Some things to keep in mind:

- You don't /have/ to provide all parameters, if some of your columns have
default values you can only provide the required set of arguments
- You don't /have/ to do that but then when you want to setup a new model
object you will have to initialize them one by one:
places = Places()
places.url = ...
places.title = ...
 and so on and so forth.

HTH
AM


On Sun, Feb 9, 2014 at 11:13 PM, Bao Niu niuba...@gmail.com wrote:

 I'm new to sqlalchemy. I tried to search this question but didn't come up
 with accurate search terms. So I come here for some help from real people
 instead of search engine.
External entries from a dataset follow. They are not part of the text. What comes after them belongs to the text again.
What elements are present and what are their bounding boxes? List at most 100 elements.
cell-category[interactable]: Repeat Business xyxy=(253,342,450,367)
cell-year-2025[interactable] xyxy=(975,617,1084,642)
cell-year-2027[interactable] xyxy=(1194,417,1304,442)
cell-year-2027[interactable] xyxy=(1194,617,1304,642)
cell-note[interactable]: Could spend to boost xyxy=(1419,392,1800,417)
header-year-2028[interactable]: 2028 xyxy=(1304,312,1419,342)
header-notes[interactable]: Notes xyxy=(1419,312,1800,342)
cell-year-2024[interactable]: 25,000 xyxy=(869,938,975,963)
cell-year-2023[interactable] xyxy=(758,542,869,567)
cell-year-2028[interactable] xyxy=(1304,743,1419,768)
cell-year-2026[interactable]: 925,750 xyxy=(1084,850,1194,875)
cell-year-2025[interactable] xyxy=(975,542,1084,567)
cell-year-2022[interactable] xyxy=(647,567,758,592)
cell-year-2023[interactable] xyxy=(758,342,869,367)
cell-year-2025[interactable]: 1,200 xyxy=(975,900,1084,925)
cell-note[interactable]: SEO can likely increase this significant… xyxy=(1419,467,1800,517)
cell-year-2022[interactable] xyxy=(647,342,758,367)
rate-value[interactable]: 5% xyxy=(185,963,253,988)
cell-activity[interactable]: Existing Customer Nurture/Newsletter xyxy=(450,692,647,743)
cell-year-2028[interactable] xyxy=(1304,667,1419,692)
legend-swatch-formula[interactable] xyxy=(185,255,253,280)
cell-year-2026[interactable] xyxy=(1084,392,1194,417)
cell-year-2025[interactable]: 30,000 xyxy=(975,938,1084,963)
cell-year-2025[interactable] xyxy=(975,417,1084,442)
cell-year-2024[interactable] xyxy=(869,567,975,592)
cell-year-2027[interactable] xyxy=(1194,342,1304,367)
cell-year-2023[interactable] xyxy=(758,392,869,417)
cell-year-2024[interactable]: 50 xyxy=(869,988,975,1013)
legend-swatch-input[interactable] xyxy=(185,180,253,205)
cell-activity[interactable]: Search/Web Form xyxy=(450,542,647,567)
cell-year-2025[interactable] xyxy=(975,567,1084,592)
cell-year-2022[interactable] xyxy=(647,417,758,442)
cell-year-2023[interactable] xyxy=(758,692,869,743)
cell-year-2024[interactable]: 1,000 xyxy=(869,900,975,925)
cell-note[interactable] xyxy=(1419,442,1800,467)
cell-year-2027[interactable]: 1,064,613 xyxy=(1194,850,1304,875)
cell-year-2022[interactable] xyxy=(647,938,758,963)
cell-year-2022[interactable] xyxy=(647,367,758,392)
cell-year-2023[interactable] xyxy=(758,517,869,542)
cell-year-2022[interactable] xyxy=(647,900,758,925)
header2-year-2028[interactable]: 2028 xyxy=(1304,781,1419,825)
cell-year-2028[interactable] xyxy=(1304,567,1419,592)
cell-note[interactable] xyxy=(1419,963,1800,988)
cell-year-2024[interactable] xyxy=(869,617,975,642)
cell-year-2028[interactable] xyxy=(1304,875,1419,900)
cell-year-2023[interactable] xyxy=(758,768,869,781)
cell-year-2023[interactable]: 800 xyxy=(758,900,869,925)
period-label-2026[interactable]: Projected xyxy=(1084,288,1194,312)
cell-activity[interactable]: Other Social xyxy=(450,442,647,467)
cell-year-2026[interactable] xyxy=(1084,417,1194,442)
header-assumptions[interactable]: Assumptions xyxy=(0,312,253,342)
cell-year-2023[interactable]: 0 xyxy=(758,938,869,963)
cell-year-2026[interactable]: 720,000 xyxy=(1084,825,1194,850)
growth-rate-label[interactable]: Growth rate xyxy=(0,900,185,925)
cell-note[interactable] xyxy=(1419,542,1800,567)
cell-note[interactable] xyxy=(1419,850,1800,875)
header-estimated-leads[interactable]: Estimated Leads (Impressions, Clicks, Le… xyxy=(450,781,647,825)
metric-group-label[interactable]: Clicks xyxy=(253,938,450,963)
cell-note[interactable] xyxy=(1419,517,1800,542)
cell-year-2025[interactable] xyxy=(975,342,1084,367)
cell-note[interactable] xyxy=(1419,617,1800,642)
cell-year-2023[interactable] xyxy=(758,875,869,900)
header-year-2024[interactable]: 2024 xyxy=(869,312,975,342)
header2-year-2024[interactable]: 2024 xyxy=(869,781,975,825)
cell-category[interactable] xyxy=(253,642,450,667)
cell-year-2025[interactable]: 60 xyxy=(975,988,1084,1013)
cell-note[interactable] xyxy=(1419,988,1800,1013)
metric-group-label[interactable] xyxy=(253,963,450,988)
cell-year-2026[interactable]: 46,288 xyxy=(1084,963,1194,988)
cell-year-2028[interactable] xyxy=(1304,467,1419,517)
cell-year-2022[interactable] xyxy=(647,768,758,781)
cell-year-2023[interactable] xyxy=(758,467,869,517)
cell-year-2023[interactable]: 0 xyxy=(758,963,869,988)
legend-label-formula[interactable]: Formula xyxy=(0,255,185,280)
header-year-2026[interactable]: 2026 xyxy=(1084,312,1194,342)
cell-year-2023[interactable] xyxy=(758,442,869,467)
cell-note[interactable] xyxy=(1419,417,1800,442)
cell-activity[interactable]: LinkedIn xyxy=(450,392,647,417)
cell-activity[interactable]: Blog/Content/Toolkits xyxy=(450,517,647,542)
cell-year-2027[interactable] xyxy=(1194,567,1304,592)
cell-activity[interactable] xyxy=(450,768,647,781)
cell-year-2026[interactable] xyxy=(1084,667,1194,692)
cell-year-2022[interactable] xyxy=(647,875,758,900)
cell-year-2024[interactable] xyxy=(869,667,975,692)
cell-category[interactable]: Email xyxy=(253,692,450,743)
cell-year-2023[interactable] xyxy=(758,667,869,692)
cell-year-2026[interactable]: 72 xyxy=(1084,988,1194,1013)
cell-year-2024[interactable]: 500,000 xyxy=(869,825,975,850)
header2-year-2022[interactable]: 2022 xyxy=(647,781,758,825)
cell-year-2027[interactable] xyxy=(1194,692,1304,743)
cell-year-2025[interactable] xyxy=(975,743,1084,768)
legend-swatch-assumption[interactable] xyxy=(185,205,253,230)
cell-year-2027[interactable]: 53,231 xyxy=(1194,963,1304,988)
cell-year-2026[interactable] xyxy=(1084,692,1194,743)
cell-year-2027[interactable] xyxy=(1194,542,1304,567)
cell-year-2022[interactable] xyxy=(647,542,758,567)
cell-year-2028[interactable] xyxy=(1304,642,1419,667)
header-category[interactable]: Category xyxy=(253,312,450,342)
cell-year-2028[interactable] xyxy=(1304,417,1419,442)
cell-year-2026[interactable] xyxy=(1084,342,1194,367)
For the following code:

 class Places(Base):

 

 __tablename__ = 'moz_places'



 id = Column(Integer, primary_key=True)

 url = Column(String)

 title = Column(String)

 rev_host = Column(String)

 visit_count = Column(Integer)

 hidden = Column(Integer)

 typed = Column(Integer)




 #--

 def __init__(self, id, url, title, rev_host, visit_count,

  hidden, typed):

 

 self.id = id

 self.url = url

 self.title = title

 self.rev_host = rev_host

 self.visit_count = visit_count

 self.hidden = hidden

 self.typed = typed


 If I already defined each column names as class variable,  why do I still
 need to re-define each of them as instance variables? I just can't
 understand the reason. Any hint would be highly appreciated. Thanks.